Ilienses – Jae (Masked Dead, 2024)

La prenderò un po’ lunga questa passeggiata per arrivare ad aprire con la Jae, chiave, la porta degli Ilienses, duo di Natascia Talloru e Mauro Medde. Coppia sarda di ritorno dopo l’esordio Civitates Barbariae, da me scoperta grazie al lavoro certosino di Max Zarucchi su Human vs. Robots, occupatosi del loro brano Hampsicora.
Pensi all’isola sarda, alla psichedelia ed alla musica più libera ed i nomi ad uscire sono spesso femminili, quelli di Dalila Kayros, di Daniela Pes, di Laura Dem. Figura vicine alla tradizione ed alla magia come le Janas, oppure letali come le Abbacadoras, figure che negli anni sono riuscite tramite la musica a rendere la tradizione contemporanea ed avanguardista. Già, che dalla terra si parte per andare nelle profondità e nelle altezze, nei pozzi e fra le nuvole.

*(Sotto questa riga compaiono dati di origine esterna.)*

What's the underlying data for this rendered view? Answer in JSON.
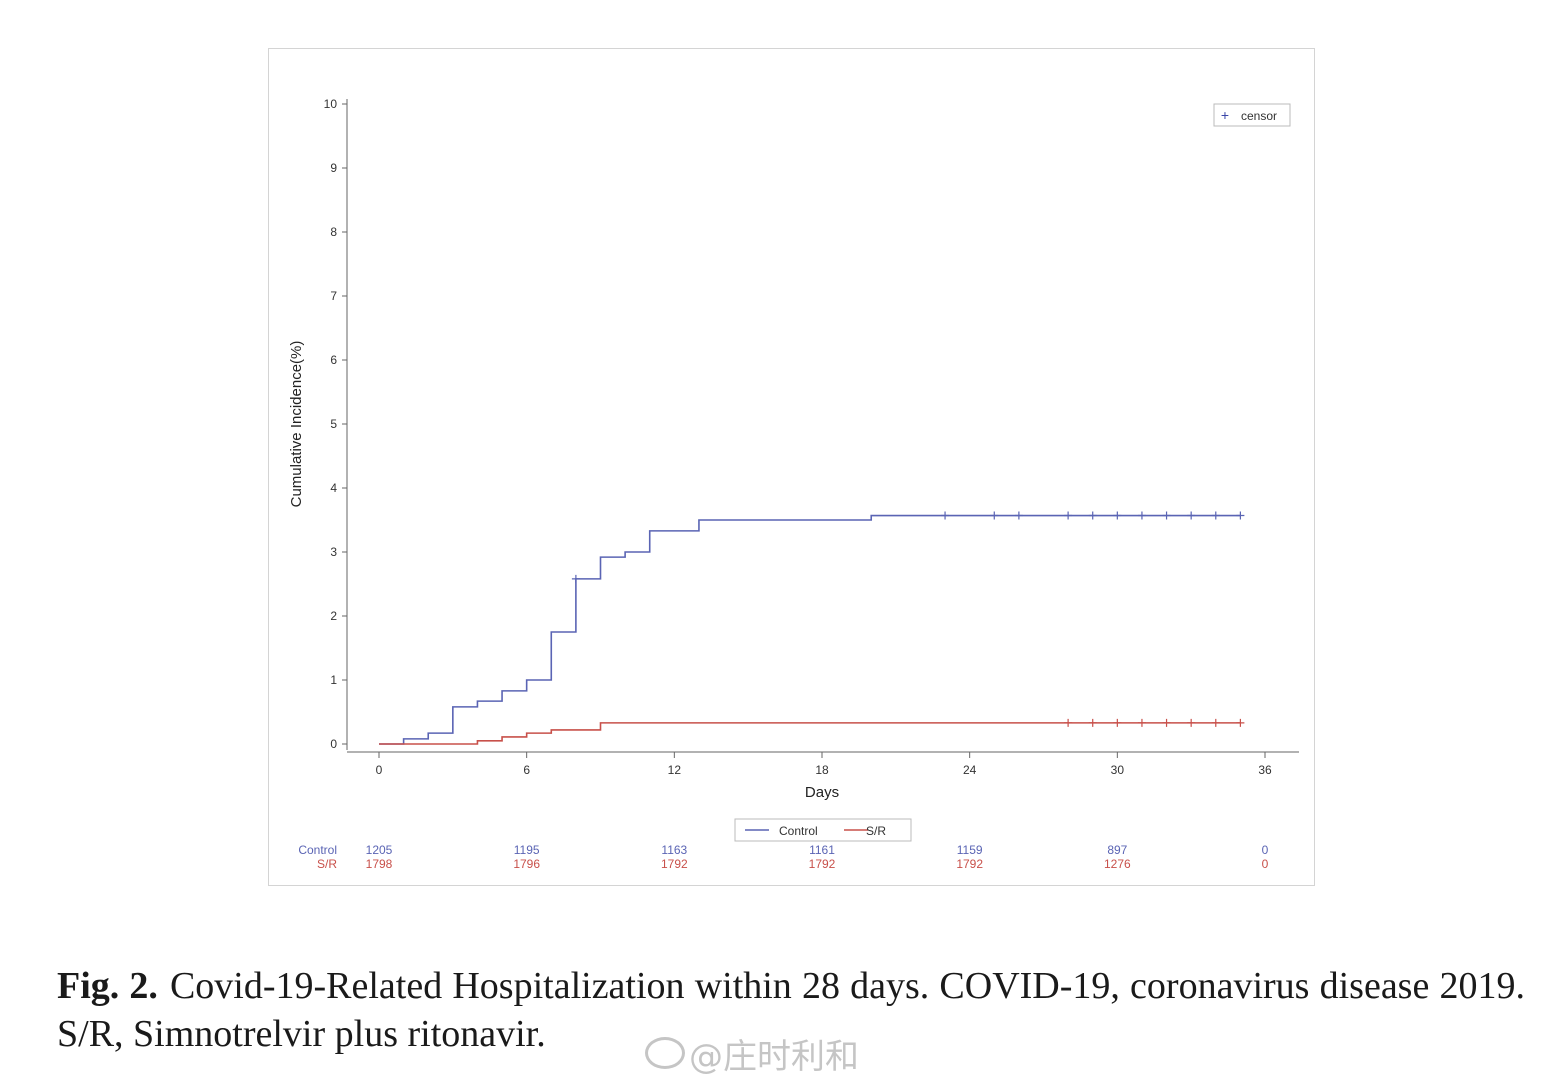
{
  "chart_data": {
    "type": "line",
    "step": true,
    "title": "",
    "xlabel": "Days",
    "ylabel": "Cumulative Incidence(%)",
    "xlim": [
      0,
      36
    ],
    "ylim": [
      0,
      10
    ],
    "x_ticks": [
      "0",
      "6",
      "12",
      "18",
      "24",
      "30",
      "36"
    ],
    "y_ticks": [
      "0",
      "1",
      "2",
      "3",
      "4",
      "5",
      "6",
      "7",
      "8",
      "9",
      "10"
    ],
    "grid": false,
    "censor_legend": {
      "symbol": "+",
      "label": "censor",
      "placement": "top-right"
    },
    "series_legend_placement": "bottom-center",
    "series": [
      {
        "name": "Control",
        "color": "#5a64b4",
        "points": [
          [
            0,
            0
          ],
          [
            1,
            0.08
          ],
          [
            2,
            0.17
          ],
          [
            3,
            0.58
          ],
          [
            4,
            0.67
          ],
          [
            5,
            0.83
          ],
          [
            6,
            1.0
          ],
          [
            7,
            1.75
          ],
          [
            8,
            2.58
          ],
          [
            9,
            2.92
          ],
          [
            10,
            3.0
          ],
          [
            11,
            3.33
          ],
          [
            13,
            3.5
          ],
          [
            20,
            3.57
          ],
          [
            35,
            3.57
          ]
        ],
        "censor_x": [
          8,
          23,
          25,
          26,
          28,
          29,
          30,
          31,
          32,
          33,
          34,
          35
        ]
      },
      {
        "name": "S/R",
        "color": "#c8504a",
        "points": [
          [
            0,
            0
          ],
          [
            4,
            0.05
          ],
          [
            5,
            0.11
          ],
          [
            6,
            0.17
          ],
          [
            7,
            0.22
          ],
          [
            9,
            0.33
          ],
          [
            35,
            0.33
          ]
        ],
        "censor_x": [
          28,
          29,
          30,
          31,
          32,
          33,
          34,
          35
        ]
      }
    ],
    "risk_table": {
      "x": [
        0,
        6,
        12,
        18,
        24,
        30,
        36
      ],
      "rows": [
        {
          "label": "Control",
          "color": "#5a64b4",
          "values": [
            "1205",
            "1195",
            "1163",
            "1161",
            "1159",
            "897",
            "0"
          ]
        },
        {
          "label": "S/R",
          "color": "#c8504a",
          "values": [
            "1798",
            "1796",
            "1792",
            "1792",
            "1792",
            "1276",
            "0"
          ]
        }
      ]
    }
  },
  "caption": {
    "label": "Fig. 2.",
    "text": "Covid-19-Related Hospitalization within 28 days. COVID-19, coronavirus disease 2019. S/R, Simnotrelvir plus ritonavir."
  },
  "watermark": {
    "text": "@庄时利和"
  }
}
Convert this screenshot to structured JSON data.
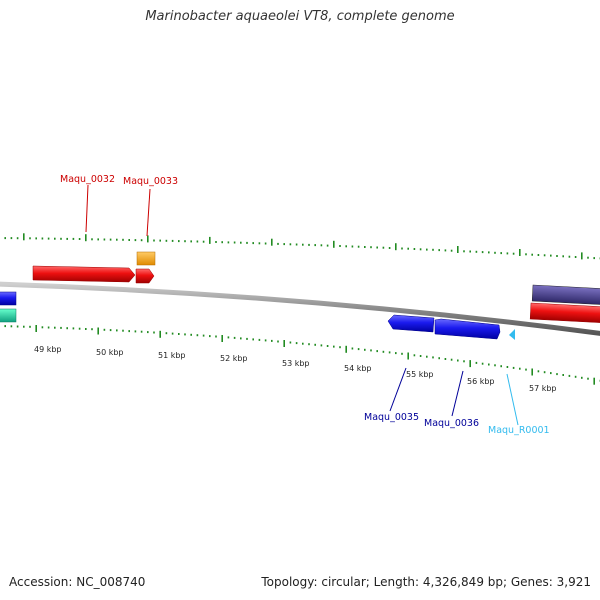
{
  "title": "Marinobacter aquaeolei VT8, complete genome",
  "footer": {
    "accession": "Accession: NC_008740",
    "summary": "Topology: circular; Length: 4,326,849 bp; Genes: 3,921"
  },
  "scale_labels": [
    "49 kbp",
    "50 kbp",
    "51 kbp",
    "52 kbp",
    "53 kbp",
    "54 kbp",
    "55 kbp",
    "56 kbp",
    "57 kbp"
  ],
  "gene_labels": [
    {
      "name": "Maqu_0032",
      "color": "#cc0000"
    },
    {
      "name": "Maqu_0033",
      "color": "#cc0000"
    },
    {
      "name": "Maqu_0035",
      "color": "#000099"
    },
    {
      "name": "Maqu_0036",
      "color": "#000099"
    },
    {
      "name": "Maqu_R0001",
      "color": "#33bbee"
    }
  ],
  "colors": {
    "backbone": "#808080",
    "ticks": "#228B22",
    "forward_gene": "#ee1111",
    "reverse_gene": "#1a1aee",
    "orange_gene": "#f39c12",
    "teal_gene": "#1abc9c",
    "purple_gene": "#4a3f8f",
    "rna_gene": "#33bbee"
  }
}
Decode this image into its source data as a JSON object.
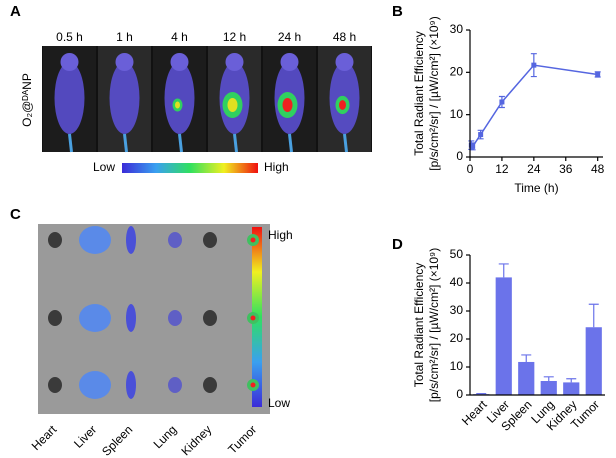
{
  "panel_letters": [
    "A",
    "B",
    "C",
    "D"
  ],
  "panel_a": {
    "times": [
      "0.5 h",
      "1 h",
      "4 h",
      "12 h",
      "24 h",
      "48 h"
    ],
    "row_label": "O₂@ᴰᴬNP",
    "scale_low": "Low",
    "scale_high": "High"
  },
  "panel_c": {
    "organs": [
      "Heart",
      "Liver",
      "Spleen",
      "Lung",
      "Kidney",
      "Tumor"
    ],
    "scale_high": "High",
    "scale_low": "Low"
  },
  "chart_data": [
    {
      "type": "line",
      "xlabel": "Time (h)",
      "ylabel": [
        "Total Radiant Efficiency",
        "[p/s/cm²/sr] / [µW/cm²] (×10⁹)"
      ],
      "x": [
        0.5,
        1,
        4,
        12,
        24,
        48
      ],
      "series": [
        {
          "color": "#5566e0",
          "values": [
            2.8,
            2.5,
            5.3,
            13,
            21.7,
            19.5
          ],
          "errors": [
            1,
            0.8,
            1,
            1.3,
            2.7,
            0.6
          ]
        }
      ],
      "xlim": [
        0,
        50
      ],
      "xticks": [
        0,
        12,
        24,
        36,
        48
      ],
      "ylim": [
        0,
        30
      ],
      "yticks": [
        0,
        10,
        20,
        30
      ]
    },
    {
      "type": "bar",
      "ylabel": [
        "Total Radiant Efficiency",
        "[p/s/cm²/sr] / [µW/cm²] (×10⁹)"
      ],
      "categories": [
        "Heart",
        "Liver",
        "Spleen",
        "Lung",
        "Kidney",
        "Tumor"
      ],
      "series": [
        {
          "color": "#6b73ea",
          "values": [
            0.3,
            42,
            11.8,
            5,
            4.5,
            24.2
          ],
          "errors": [
            0.2,
            4.8,
            2.5,
            1.5,
            1.3,
            8.2
          ]
        }
      ],
      "ylim": [
        0,
        50
      ],
      "yticks": [
        0,
        10,
        20,
        30,
        40,
        50
      ]
    }
  ]
}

Qui siamo in Barbagia e quando Jae parte voci e suoni ci rapiscono con forza, staccandoci da qualsiasi contesto di ascolto: a tratti si raccolgono parole e si percepisce l’energia del rito e del duo, con la voce di Natascia in primo piano e quella luciferina ed animalesca di Mauro nella retrovia. Calare s’abissu, luce poca, si scende nel gorgo ma nonostante questo l’energia è positiva e potente, rinfranca piuttosto che spaventare in quasi 7 minuti e mezzo che battezzano e ci portano immediatamente sul posto. Percussioni ed alcuni canti riecheggiano di folk nordico e fiero, coi quali senti il fresco del vento sulle ali dell’assiolo (sa Tzonca), mentre Mauro riprende i canti a tenore per la quale l’isola è famosa e come da tradizione si riassociano al mondo animale, dal quale prende ritmo e movenza, sciolta, libera ed insistita. Quando la faccenda si scalda escono le unghie e sembra di assistere ad una sorta di metamorfosi dove umano ed animale prendono nuova vita in ambiente sulfureo e violento. Eròes, dritta e segnata, come una marcia militare antica e spedita. Sul tema si resta, andando a ripescare Ampsicora, figura storica e leggendaria che si erse a resistenza ed a difesa dell’isola contro l’invasione romana, togliendosi la vita dopo la morte del figlio per non finire nelle mani che le invasero. Fizzu meu, “…fizzu meu si sente, core e’mamma…”, in una preghiera che è insieme pianto, ricordo e rabbia. Fiati, percussioni e voci oltrepassano ancora il mediterraneo finendo in un maestoso Mare del Nord con Ili Iur In Nurac Sessar, all’insegna di un’epica che ha la potenza del metallo ma conserva la duttilità del legno e la scintilla della pietra focaia. Animas lascia com’è giusto che sia qualsiasi spoglia terrena e vola direttamente su voci ed arie circolare, come vortici di energia e di gioco purissimo. Arbèschet finisce come meglio non potrebbe un lavoro del genere, archi a gravare, percussioni mirabili, Mauro in un canto folk che potrebbe anche essere un De André passato attraverso un inferno dantesco, un flauto ed una meraviglia che non accenna a scendere.
Jae è l’ultimo disco targato 2024 del quale andrò a scrivere e non potrebbe esserci chiusura
migliore. Chiudiamo a doppia mandata ed andiamo avanti senza rimpianti.